大会第3日の「レジェンド始球式」には、鹿児島実のエースで元巨人投手の定岡正二氏(61)が登場した。

 インサイド高めに直球を投げ込み、笑顔でマウンドを降りた。「少し緊張しましたが、うれしかったです。(甲子園は)プロでは投げていますが、44年ぶりに幸せでした。甲子園に出た時の思い出や気持ちを感じました。軽く投げようと思っていましたが、捕手や打者がいて力が入りました。60歳を過ぎて、こういう機会を頂けるとは思っていなかったので、うれしいです」と振り返った。

 高校2年の74年夏、準々決勝で原辰徳氏(前巨人監督)擁する東海大相模(神奈川)と対戦。定岡氏は延長15回を投げ、5-4で激闘に勝利している。今大会6日の第4試合佐久長聖-旭川大高は、史上初のタイブレークに突入した。当時との違いについて「時代によって、変わるものがあるし、選手のためもある。僕は(タイブレーク導入は)良かったと思う」と話した。
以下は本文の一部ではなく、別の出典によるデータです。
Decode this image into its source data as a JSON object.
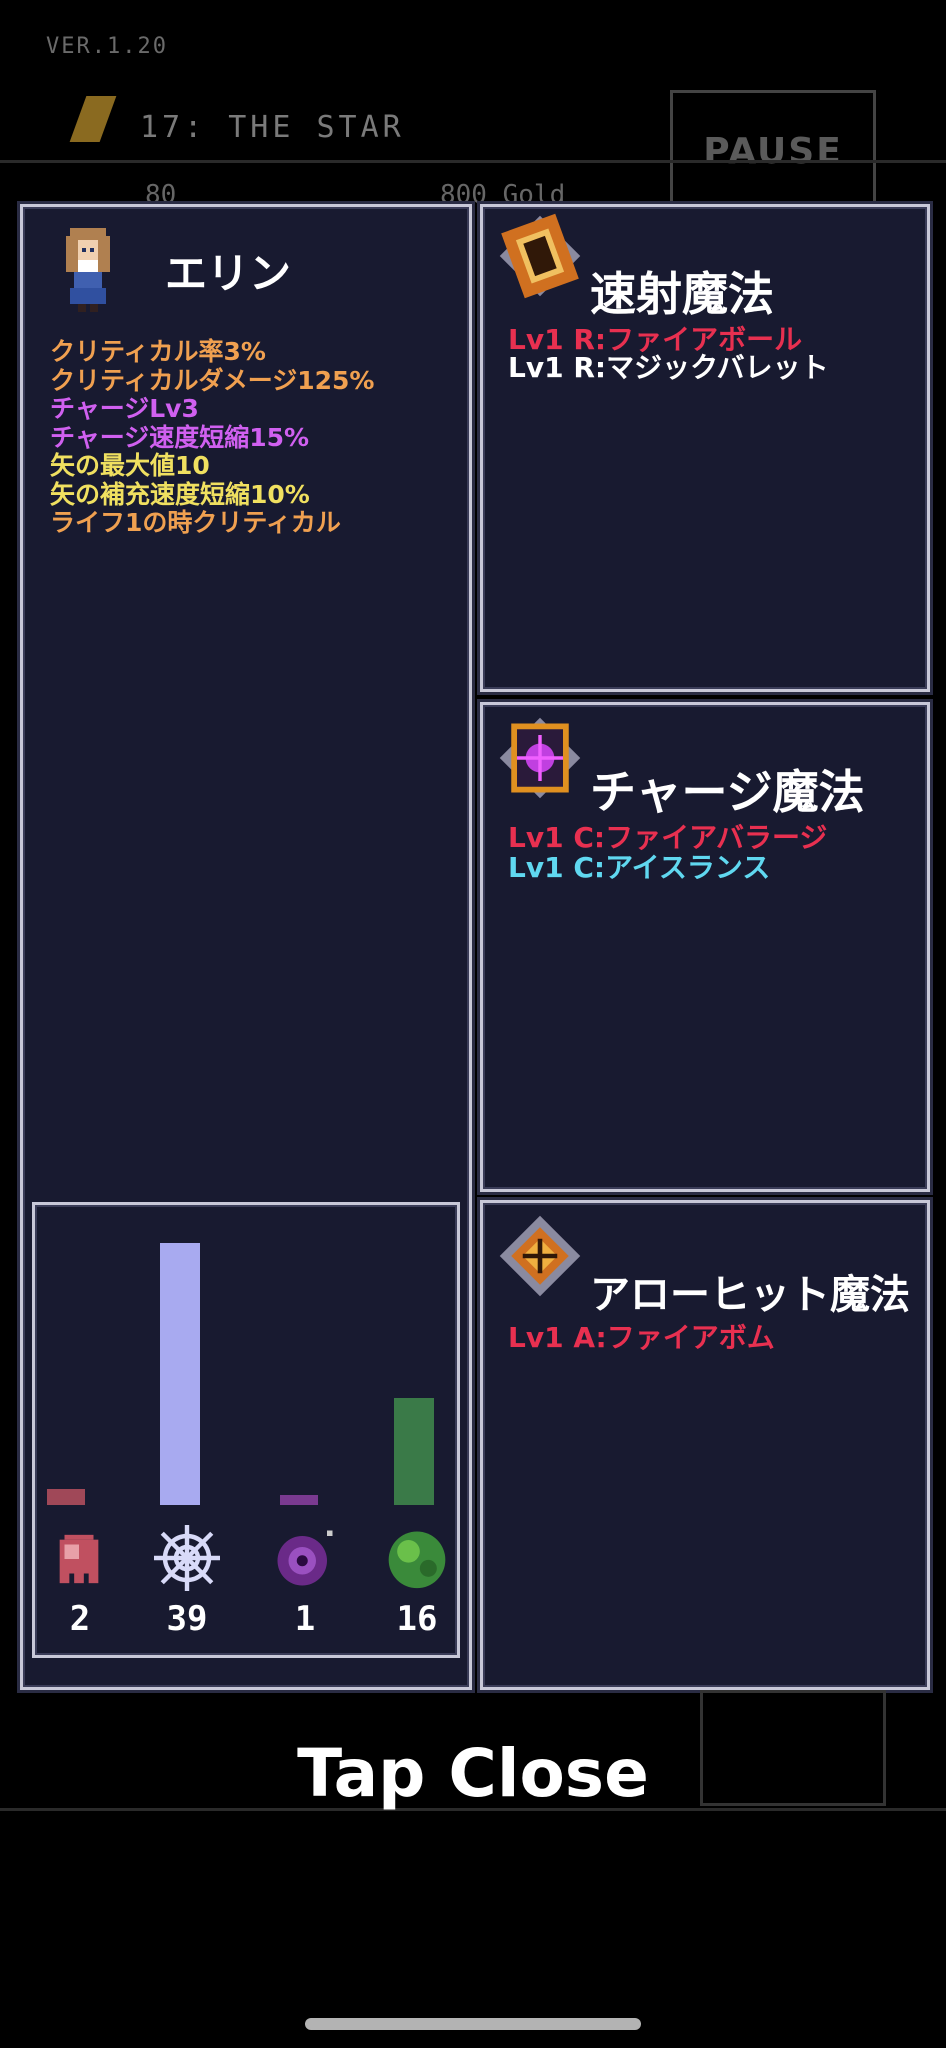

 母校は8日の第2試合に登場し、金足農(秋田)と対戦する。「甲子園は、近くて遠いところ。出場すると身近に感じて、自分たちもできるという感覚を持てる。力いっぱい打って、投げて、走って、悔いのない青春を、一瞬にぶつけてほしい」と後輩にエールを送った。

 エスコートキッズを務め、ともにマウンドに上がった中山啓史郎くん(明石市立花園小5年)には「定岡さんを知っていましたか?」と質問。中山くんが「ハイ!」と元気よく答えると、顔をほころばせた。中山くんは「次は、高校生になって、自分の実力で立ちたいです」と目標を掲げた。